Contemplating my photographs that are related to home, I came across the photograph of my newborn son, made only minutes after he had come out of his comfortable shelter. Leaving one’s home can be found in the photographs entitled “The Red Line,” dating from 1999, when there were more than 300,000 Kosovo refugees residing in Macedonia. I was interested in the traces that people had left departing from their temporary homes and leaving to the unknown. I can still remember their faces, which could not conceal the feeling that they belonged somewhere else, far from the place to which they were heading, leaving the camp that had been their home for a couple of months. I wonder if the places of our short stays can be called home. I have found myself saying, “Let’s go home,” thinking of a hotel room or a rented apartment in another city.
I have often been interested in the border between the spaces depicted on a photograph; even a tiniest detail is sufficient to reveal the position of the photographer. This can be found in the photograph made from my apartment/home that shows a silhouette of a tree in the fog, with birds flying overhead. It is by the two reflections of the room light on the window glass that one understands that I am in a safe, warm place. This small detail brings in the warmth in this “cold” photograph and in a way indicates what is behind the camera, revealing the hunter.
Photography is a medium that turns temporariness into eternity.
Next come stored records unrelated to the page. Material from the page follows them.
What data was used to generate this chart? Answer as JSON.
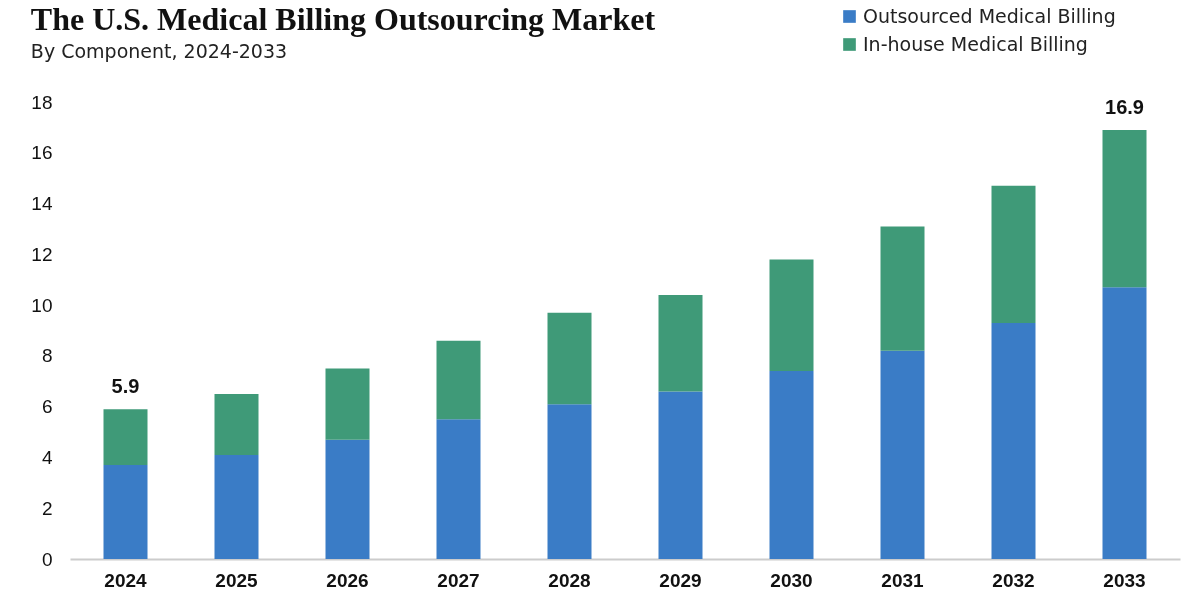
{
  "chart_data": {
    "type": "bar",
    "title": "The U.S. Medical Billing Outsourcing Market",
    "subtitle": "By Component, 2024-2033",
    "categories": [
      "2024",
      "2025",
      "2026",
      "2027",
      "2028",
      "2029",
      "2030",
      "2031",
      "2032",
      "2033"
    ],
    "stacked": true,
    "series": [
      {
        "name": "Outsourced Medical Billing",
        "color": "#3a7cc6",
        "values": [
          3.7,
          4.1,
          4.7,
          5.5,
          6.1,
          6.6,
          7.4,
          8.2,
          9.3,
          10.7
        ]
      },
      {
        "name": "In-house Medical Billing",
        "color": "#3f9a78",
        "values": [
          2.2,
          2.4,
          2.8,
          3.1,
          3.6,
          3.8,
          4.4,
          4.9,
          5.4,
          6.2
        ]
      }
    ],
    "totals": [
      "5.9",
      null,
      null,
      null,
      null,
      null,
      null,
      null,
      null,
      "16.9"
    ],
    "ylim": [
      0,
      18
    ],
    "yticks": [
      0,
      2,
      4,
      6,
      8,
      10,
      12,
      14,
      16,
      18
    ],
    "grid": false,
    "legend": "top right"
  }
}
However, we almost always think solely in terms of the information that is found in the photographs, the image on the photograph, but not of the photograph as an object. It is an object that is gentle and fragile, an object that carries our memories that testify about our existence, those closest to us, our home. Quite often photographs are related to mortality. Death, on the other hand, is related to the place which is one’s last home—the eternal home. In a series of photographs entitled “Natura Morta,” I have tried to show these resting places in another context and play a trick with viewer’s first impressions.
After those close to us die, we are left only with the memories of them, and photographs are a tool that we reach for to make those memories more intense, if we manage. On the day my mother died, I felt I had started to lose the home in which I have not lived for more than twenty-three years. I felt the need to make photographs with details of the house, my father, and the objects around the casket that held my dead mother’s body. It was an attempt to preserve the home, although for me home has been located in another city. It was then that I realized that home is made by people, by those who are close to us being around us on a daily basis—they are its walls and windows.